Options contracts are an important consideration as well. Traders who may be holding options on GLDX should realize that this split will affect your contract(s), albeit minimally. Once Global X conducts the reverse split, the contract undergoes an adjustment referred to as "being made whole." When contracts are adjusted to be "made whole", it simply means that the option contract is modified accordingly so that options holders are neither negatively nor positively affected by the split. While we know the reverse split will adjust the price of the underlying shares of the GLDX options, the options will be adjusted so that the changes in price due to the split do not affect the value of the options. The options clearing corporation will automatically adjust the price of all existing contracts to maintain the option market.
For those who want an estimate of what their current GLDX option will be worth, the calculation is simple. Each GLDX option contract is (usually) in control of 100 shares of GLDX at some predetermined strike price. To find the new share coverage of the option after the split, all you do is simply take the split ratio and multiply by the old share coverage (normally 100 shares). To find the new strike price, take the old strike price and divide by the split ratio. Let's look at an example of a call option contract for 100 shares of GLDX at a strike of $5.00. Since the split is 1 for 4 we divide $5.00 by 1/4, generating a new strike price of $20.00. The option will now cover 25 shares because we multiply 100 by 1/4. Thus, your new call option contract which still expires on the same day as originally scheduled, will be good for a purchase of 25 shares of GLDX for $500. On your brokerage account, the contract may be adjusted to read "GLDX1" or similar and still state it is worth 100 shares at the original price, but for redemption purposes, the contract would be redeemed for 25 shares at the post-split price.

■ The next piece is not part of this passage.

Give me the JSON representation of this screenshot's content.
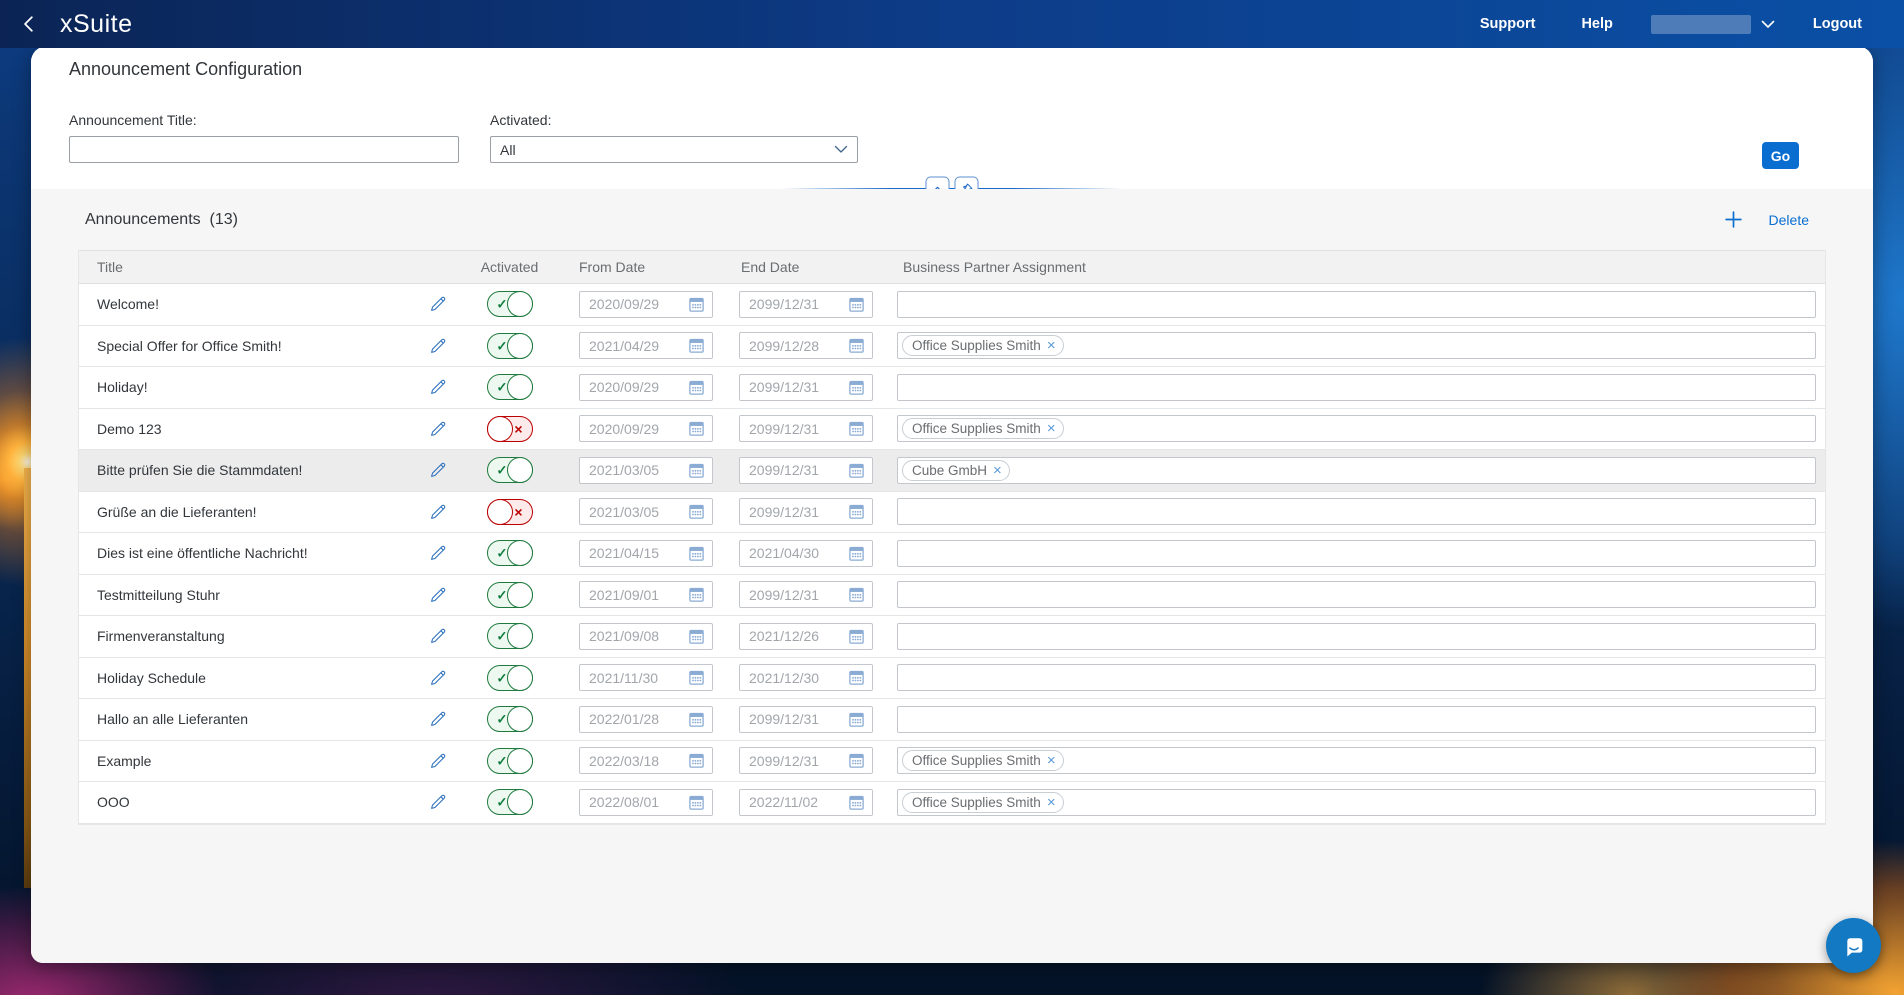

In conclusion, we are seeing the gold miners struggle to find a bottom in light of the weakness of gold and silver prices. This reverse split is a symptom of the struggles the mining stocks have faced. GLDX is down 53% in just six months, currently trading at $4.00. I personally believe this sell-off is a buying opportunity for long-term investors. GLDX is likely a buy at current prices, even pre-split for the long-tem investor. To bring the product to an investment price that Global X believes is more attractive, it is conducting this reverse split. The reverse split of shares only really negatively impacts investors who own common shares at a total that is not a multiple of five, as they will be forced to sell fractional shares at a loss, or a potential gain, that could results in a taxable event. Owners of options contracts will not be affected besides being faced with owning a new contract at a different strike price for a different number of shares. The total value of the contract will, however, remain the same.